If you read the All Things Jeep (blog.allthingsjeep.com) blog much, (this thing here) you know that we love 4-wheeling. You also probably know that when we wheel, we like to do it with the folks at Connecticut based 4-wheel club JonFund (www.jonfund.com). We love JonFund so much, we even have a member design our popular Where's Your Playground Jeep Tees .
JonFund president, Mike from our warehouse
(seen here wearing his It's an XJ Thing, You wouldn't Understand Tee-Shirt)-- told me that in a survey of their club members last year, one of the three most important things about club membership was helping each other. Sure, the jokes can be merciless -- just ask about an unfortunately named sundae or what moniker a deep hand wound might get -- but when it comes down to it, the bromances in Jonfun put Affleck and Damon to shame.
Since the universe has never created an obstacle a JonFunder can resist, these guys have to be able to count on each other. Sometimes, it's to find the best line, or to get winched out of a bad spot or to make a trail repair -- sometimes it's something bigger. Starting a beautiful, sunny ride last weekend, a small handful of the group decided to try a tough rock face. Everyone was fully aware that this was an especially difficult section of trail and that the risk of damage was very real. The bulk of the group decided to save it for the end of the day, just in case. The steep face and the mud from the 6 straight weeks of rain we've seen here in Massachusetts beat most of the drivers and the group made good use of their winches. One driver looked like he was just about to make it when, instead, his tires began to slip and he rolled. Voices yelled "Hands in, hands in, hands in!!!" and everyone took off running towards the rig. Fortunately, driver, passenger and rig all escaped relatively unscathed. The other drivers in the group helped them get out safely, get their gear out and salvage the oil pouring out through the hood. Those who could checked the engine and helped get it into working shape so they could keep going. People even gave up their spare oil so these guys could keep wheeling. They were able to get through the entire rest of the day and show some good obstacles what for.
Beyond taking care of people and rigs, I'm also impressed with JonFund's attitude towards taking care of the Earth. Prior to meeting the JonFunders, I didn't understand how Tread Lightly(www.treadlightly.org) could possibly apply to wheeling.

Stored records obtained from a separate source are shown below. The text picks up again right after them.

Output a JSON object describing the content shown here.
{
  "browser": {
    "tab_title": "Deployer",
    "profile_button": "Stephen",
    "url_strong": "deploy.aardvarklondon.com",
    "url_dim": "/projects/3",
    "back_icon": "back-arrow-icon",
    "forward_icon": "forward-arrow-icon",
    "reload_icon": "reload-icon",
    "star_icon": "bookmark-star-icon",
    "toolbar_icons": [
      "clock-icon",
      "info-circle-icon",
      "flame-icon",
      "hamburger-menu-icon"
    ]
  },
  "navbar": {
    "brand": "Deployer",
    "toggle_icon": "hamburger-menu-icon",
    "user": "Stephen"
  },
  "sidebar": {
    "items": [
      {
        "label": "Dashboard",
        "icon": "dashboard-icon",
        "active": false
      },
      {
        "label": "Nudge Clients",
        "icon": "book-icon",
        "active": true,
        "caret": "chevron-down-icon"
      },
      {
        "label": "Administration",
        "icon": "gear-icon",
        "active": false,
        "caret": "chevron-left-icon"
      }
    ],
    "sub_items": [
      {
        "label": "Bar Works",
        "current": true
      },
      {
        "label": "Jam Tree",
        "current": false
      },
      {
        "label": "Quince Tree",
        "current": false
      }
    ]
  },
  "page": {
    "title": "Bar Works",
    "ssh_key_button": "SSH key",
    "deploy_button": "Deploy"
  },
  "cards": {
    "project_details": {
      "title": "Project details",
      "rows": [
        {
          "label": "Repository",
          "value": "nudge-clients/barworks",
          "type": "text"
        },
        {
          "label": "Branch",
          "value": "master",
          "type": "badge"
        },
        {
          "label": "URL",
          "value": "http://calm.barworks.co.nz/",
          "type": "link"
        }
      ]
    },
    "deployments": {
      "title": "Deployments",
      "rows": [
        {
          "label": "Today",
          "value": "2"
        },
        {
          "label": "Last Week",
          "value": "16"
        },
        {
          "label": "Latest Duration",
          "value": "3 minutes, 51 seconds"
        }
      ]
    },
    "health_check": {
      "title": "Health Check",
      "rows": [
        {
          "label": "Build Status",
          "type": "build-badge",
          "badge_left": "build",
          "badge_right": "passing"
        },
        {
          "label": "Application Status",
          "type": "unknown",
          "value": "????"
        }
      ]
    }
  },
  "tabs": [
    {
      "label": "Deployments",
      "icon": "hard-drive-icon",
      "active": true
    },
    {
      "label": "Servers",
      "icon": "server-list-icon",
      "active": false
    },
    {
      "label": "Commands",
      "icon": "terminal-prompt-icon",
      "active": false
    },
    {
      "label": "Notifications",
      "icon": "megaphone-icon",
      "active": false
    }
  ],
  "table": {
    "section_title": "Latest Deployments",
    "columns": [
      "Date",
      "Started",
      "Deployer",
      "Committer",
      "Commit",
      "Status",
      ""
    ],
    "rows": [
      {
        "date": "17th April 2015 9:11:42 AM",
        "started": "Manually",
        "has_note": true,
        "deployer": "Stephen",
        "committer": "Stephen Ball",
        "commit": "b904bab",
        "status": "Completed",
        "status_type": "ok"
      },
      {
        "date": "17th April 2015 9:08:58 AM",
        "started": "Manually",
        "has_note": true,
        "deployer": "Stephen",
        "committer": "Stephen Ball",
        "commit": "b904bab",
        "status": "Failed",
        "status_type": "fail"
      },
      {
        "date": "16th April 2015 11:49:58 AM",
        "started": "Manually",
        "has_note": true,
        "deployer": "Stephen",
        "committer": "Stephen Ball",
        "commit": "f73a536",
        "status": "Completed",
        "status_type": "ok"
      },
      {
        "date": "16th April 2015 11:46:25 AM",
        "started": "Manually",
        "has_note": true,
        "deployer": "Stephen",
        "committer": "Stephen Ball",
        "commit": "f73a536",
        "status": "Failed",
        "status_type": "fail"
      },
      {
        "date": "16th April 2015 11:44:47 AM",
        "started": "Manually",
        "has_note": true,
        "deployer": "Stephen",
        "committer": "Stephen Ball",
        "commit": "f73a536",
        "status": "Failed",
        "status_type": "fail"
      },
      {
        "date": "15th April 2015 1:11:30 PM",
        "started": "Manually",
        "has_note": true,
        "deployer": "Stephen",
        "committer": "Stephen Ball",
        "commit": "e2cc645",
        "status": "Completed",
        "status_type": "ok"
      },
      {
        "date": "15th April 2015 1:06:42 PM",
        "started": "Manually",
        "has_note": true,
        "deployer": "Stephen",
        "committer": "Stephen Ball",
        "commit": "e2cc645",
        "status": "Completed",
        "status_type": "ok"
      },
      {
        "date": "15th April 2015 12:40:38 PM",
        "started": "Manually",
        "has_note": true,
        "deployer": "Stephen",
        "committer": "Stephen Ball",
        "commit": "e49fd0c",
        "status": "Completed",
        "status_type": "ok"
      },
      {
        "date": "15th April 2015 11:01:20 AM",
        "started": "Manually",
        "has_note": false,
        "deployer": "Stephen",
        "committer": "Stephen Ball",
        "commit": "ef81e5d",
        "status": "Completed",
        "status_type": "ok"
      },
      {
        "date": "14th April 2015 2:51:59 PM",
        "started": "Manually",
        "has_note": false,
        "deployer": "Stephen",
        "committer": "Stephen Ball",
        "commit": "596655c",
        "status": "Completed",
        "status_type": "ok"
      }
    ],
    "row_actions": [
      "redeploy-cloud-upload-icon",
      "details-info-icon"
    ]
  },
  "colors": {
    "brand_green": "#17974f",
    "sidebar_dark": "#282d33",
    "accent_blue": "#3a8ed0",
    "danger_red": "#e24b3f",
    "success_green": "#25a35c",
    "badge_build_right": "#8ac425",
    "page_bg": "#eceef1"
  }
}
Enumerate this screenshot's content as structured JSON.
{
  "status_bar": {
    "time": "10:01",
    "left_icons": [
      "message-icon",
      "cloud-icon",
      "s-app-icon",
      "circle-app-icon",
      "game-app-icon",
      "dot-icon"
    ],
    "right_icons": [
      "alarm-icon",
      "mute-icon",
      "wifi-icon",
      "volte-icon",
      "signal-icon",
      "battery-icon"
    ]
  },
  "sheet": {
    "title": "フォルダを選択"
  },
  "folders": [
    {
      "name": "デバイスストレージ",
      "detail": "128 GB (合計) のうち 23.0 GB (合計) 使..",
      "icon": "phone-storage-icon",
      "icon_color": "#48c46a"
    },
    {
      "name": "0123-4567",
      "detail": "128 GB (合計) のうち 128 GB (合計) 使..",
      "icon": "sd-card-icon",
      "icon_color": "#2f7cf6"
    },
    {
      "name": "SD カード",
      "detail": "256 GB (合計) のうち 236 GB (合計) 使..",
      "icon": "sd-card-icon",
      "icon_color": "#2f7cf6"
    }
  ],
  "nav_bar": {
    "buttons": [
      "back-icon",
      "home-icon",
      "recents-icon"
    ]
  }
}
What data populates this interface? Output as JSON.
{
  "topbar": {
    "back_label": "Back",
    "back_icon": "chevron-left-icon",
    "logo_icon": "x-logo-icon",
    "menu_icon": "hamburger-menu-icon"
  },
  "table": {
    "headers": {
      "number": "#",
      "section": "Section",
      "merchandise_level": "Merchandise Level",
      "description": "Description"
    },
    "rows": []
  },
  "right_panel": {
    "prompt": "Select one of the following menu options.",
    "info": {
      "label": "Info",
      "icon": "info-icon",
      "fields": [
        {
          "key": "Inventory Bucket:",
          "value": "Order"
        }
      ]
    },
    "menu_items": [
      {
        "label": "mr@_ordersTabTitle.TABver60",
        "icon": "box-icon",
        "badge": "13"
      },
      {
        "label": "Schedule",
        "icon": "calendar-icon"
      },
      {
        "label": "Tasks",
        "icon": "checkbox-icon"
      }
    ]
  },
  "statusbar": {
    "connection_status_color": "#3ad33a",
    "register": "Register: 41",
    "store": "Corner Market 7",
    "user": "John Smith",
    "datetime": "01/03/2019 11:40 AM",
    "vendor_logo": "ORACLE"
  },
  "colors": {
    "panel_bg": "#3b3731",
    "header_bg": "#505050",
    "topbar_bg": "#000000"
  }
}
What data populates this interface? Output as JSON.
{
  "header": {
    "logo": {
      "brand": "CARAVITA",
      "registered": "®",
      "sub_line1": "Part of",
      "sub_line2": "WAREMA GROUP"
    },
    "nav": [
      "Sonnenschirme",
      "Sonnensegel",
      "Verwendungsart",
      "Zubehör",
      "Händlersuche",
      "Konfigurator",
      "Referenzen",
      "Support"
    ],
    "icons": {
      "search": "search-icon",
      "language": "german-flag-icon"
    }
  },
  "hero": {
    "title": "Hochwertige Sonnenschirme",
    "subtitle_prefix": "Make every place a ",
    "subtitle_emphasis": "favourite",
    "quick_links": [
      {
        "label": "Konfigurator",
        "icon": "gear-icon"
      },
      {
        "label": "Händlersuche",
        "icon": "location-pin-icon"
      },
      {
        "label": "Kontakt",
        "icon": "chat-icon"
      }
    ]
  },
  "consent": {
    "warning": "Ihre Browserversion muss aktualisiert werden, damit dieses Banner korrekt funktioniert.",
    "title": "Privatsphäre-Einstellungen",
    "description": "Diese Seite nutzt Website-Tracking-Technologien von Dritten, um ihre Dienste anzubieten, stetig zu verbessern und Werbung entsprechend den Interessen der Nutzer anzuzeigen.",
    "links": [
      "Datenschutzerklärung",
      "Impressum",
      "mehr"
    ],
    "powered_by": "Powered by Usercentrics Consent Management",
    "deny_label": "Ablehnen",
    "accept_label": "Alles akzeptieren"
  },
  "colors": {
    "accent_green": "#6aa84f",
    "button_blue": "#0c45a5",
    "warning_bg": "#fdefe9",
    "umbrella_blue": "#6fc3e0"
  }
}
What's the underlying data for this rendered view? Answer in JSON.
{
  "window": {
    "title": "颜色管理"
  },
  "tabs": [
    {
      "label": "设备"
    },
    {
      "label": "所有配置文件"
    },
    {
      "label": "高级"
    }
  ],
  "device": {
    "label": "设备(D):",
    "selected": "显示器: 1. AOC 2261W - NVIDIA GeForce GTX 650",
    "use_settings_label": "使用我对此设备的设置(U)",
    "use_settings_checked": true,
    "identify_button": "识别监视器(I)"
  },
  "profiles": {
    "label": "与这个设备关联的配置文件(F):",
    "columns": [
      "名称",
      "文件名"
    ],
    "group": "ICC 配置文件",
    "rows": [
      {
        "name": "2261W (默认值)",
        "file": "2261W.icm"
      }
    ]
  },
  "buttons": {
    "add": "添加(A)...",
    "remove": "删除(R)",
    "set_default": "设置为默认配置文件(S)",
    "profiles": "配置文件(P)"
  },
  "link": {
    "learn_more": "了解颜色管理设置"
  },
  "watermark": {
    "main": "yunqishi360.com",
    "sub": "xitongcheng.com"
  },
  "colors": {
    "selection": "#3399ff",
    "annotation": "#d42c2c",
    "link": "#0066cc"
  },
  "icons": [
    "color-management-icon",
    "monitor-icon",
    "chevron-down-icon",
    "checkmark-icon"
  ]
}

As a backpacker and kayaker, I just couldn't fathom how people driving SUVs through the woods could be good stewards of our planet. OK, maybe they were good about packing out their trash, but that's as far as it goes, right? I stand solidly corrected. In general, wheeling helps preserve natural, undeveloped spaces. If land owners can make money keeping the trees and opening space up to wheelers, they don't need to sell it off to be turned into condos and espresso bars. That certainly works with the values of this tree hugger. I've seen members stop the whole group because they saw a piece of trash off the trail and wanted to pick it up. On-trail stewardship extends far beyond packing out trash. These guys are serious about staying on the trail, respecting the plants and animals,and minimizing erosion. In the case of the rolled rig, a lot of oil still made it the the ground despite the salvage effort. It would have been so easy for the group to just drive away and leave a puddle of motor oil. Instead, they shoveled all of the oily mud into trash bags and used rags to soak it up off the rocks. There was zero evidence that oil had ever spilled in that area. I think the Lorax would have been pleased.
So, I still haven't made much progress towards acquiring my own rig, but in the meantime I'm figuring things out. Things like the importance of seat belts, spill kits and good friends.